Si tratta semplicemente di una donna come tante, che con grande ingenuità pensa di fare la cosa migliore per chi non sa come fare per andare avanti. Basti vedere come tratta le ragazze che assiste, trattandole come bambine e con il sorriso sempre stampato in faccia, per dar loro coraggio e cercare di confortarle. A tratti si ha l’impressione di vedere un film di Von Trier, ma Mike Leigh non è così pessimista come il regista danese. Certo, forse i personaggi ingenui come Vera e Reg (che ha il coraggio, o l’incoscienza, di dimostrarle il suo affetto quando ne ha più bisogno) raccolgono più simpatie, ma non per questo gli altri vengono rappresentati come cinici e insopportabili.

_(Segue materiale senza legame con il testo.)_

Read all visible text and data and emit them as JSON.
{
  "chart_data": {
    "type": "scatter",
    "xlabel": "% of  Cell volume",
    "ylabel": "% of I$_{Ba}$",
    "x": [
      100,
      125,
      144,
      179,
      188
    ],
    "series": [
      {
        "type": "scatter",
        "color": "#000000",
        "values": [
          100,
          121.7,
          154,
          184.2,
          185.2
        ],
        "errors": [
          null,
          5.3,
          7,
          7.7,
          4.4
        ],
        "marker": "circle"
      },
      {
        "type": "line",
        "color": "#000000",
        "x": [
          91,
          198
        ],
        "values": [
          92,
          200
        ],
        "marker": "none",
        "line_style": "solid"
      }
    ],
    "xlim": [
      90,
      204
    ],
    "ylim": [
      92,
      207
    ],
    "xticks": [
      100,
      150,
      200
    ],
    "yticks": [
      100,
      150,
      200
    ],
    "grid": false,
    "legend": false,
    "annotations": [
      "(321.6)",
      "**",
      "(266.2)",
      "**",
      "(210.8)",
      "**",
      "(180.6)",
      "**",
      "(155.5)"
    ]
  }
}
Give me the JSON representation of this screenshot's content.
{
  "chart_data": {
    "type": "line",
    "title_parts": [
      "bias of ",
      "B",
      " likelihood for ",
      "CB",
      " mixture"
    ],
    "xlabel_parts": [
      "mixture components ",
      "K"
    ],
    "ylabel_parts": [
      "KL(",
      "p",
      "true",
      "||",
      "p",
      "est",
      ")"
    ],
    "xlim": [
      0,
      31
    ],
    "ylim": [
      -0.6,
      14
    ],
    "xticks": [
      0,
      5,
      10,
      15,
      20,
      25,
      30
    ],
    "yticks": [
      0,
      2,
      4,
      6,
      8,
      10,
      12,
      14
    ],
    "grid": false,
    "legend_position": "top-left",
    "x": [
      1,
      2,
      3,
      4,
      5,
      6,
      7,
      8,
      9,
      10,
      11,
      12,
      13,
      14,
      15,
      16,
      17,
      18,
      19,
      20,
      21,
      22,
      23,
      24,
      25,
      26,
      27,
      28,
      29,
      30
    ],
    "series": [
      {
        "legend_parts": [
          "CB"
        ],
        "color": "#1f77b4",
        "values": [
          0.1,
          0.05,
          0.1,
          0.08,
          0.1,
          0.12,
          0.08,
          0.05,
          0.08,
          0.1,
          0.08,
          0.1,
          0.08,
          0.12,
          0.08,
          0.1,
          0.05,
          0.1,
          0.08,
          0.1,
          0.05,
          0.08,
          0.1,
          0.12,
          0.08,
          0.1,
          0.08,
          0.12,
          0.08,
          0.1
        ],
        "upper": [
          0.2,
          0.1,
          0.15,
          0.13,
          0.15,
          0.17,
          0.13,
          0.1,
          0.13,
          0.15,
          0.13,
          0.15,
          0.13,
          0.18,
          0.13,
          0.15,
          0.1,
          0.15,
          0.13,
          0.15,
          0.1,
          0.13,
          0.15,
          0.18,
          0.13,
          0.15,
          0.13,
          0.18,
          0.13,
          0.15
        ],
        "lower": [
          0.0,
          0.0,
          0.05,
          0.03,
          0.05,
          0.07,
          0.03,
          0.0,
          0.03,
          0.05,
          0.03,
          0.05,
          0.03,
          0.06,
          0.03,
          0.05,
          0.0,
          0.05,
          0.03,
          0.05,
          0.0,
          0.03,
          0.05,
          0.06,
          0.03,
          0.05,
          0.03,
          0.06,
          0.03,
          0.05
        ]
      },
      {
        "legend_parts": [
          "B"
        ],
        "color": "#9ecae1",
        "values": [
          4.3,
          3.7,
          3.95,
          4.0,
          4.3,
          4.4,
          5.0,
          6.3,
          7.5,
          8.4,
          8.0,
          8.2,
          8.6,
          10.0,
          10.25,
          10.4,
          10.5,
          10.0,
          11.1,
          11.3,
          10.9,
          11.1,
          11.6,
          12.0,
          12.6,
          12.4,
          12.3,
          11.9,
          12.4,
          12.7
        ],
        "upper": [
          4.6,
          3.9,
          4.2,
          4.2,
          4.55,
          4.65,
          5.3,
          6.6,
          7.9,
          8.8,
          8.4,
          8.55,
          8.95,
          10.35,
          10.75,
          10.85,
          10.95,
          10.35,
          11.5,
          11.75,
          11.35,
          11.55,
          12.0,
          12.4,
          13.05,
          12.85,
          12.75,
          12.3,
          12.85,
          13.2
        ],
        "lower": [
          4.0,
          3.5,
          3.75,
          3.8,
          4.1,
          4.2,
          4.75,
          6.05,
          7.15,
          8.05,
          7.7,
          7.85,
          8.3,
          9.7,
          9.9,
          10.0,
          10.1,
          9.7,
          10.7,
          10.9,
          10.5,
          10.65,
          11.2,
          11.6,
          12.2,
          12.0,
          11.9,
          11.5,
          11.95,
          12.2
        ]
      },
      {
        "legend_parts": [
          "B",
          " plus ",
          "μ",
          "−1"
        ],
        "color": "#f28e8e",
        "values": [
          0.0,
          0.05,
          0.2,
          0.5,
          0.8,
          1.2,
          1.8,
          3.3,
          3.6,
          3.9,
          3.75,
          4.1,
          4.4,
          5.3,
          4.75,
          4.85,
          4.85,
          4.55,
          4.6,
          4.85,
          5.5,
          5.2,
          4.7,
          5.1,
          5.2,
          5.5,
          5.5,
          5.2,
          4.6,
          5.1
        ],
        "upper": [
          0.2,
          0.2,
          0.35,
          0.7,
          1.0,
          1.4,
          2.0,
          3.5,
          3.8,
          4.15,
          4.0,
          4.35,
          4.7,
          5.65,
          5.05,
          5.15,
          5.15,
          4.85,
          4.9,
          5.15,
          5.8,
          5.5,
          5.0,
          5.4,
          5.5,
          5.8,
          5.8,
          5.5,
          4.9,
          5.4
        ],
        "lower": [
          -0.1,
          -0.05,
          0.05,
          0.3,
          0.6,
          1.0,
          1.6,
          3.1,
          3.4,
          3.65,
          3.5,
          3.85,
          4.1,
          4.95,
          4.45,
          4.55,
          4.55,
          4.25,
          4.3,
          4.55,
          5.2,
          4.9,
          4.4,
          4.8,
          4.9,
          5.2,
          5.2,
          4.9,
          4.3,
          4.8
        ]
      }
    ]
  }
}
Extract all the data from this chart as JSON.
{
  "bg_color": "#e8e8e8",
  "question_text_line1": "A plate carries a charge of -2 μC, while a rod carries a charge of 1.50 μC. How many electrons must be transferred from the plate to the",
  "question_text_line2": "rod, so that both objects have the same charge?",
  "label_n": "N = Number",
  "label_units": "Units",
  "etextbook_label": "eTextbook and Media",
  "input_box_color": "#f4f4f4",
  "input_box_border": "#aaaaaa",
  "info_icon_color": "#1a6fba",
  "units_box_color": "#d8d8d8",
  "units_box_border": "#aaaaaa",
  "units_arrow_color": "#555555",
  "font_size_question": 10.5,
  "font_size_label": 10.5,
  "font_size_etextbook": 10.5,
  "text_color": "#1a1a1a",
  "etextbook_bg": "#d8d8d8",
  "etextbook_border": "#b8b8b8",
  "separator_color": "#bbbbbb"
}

Grande merito nella raffigurazione di Vera va ovviamente a Imelda Staunton, che dimostra come l’entusiasmo per la sua prova sia assolutamente giustificato. Sembra di vedere due attrici diverse tra il primo e il secondo tempo, per come la Staunton riesce a cambiare drasticamente la sua intepretazione (non guardate solo il suo volto, ma anche il modo di camminare). E’ da Oscar? Sicuramente, anche se molto dipenderà dalla capacità di una pellicola del genere di sfondare negli States, compito decisamente non facile...

Il film, come immaginabile, non è un “feel-good movie”. Ma più che alcune scene forti (i numerosi aborti, una scena di violenza, introdotta peraltro da una battuta feroce), è il comportamento delle persone a sconvolgere maggiormente. Basti pensare alla figura agghiaccinate dello psicologo, ma anche ad alcune amiche delle protagoniste, incapaci di capire le loro difficoltà , ma pronte invece ad utilizzarle per interesse.
O anche il disinteresse dei più agiati verso sta loro vicino, così come le differenti possibilità per chi ha più soldi rispetto ai meno fortunati (il tutto, è il caso di precisarlo, senza comunque calcare troppo la mano).

Inoltre, va sottolineata la grande attenzione verso tutti i personaggi che compaiono nel film, indifferentemente dal loro ruolo e dal tempo che passano sullo schermo.
Per esempio, tutte le donne che vengono assistite da Vera riescono a mostrare la loro personalità e il loro atteggiamento diverso nei confronti di un evento così traumatico. Come è notevole la capacità di caratterizzare l’importanza di avere una famiglia unita e il bisogno di tante esistenze, che magari hanno sofferto in passato, di avere dei punti di riferimento. O l’attenzione verso i piccoli dettagli, come l’utilizzo degli strumenti di “lavoro” della protagonista, in diversi momenti della storia.

Infine, credo sia obbligatorio citare un film dalla tematica simile, ma per molti versi diverso, come Un affare di donne di Chabrol, una delle pellicole migliori del regista francese per come riusciva a rappresentare una società brutale e indifferente in maniera molto lucida. Difficile dire quale delle due pellicole sia migliore. Il consiglio, se non si è ancora capito, è di vederle entrambe.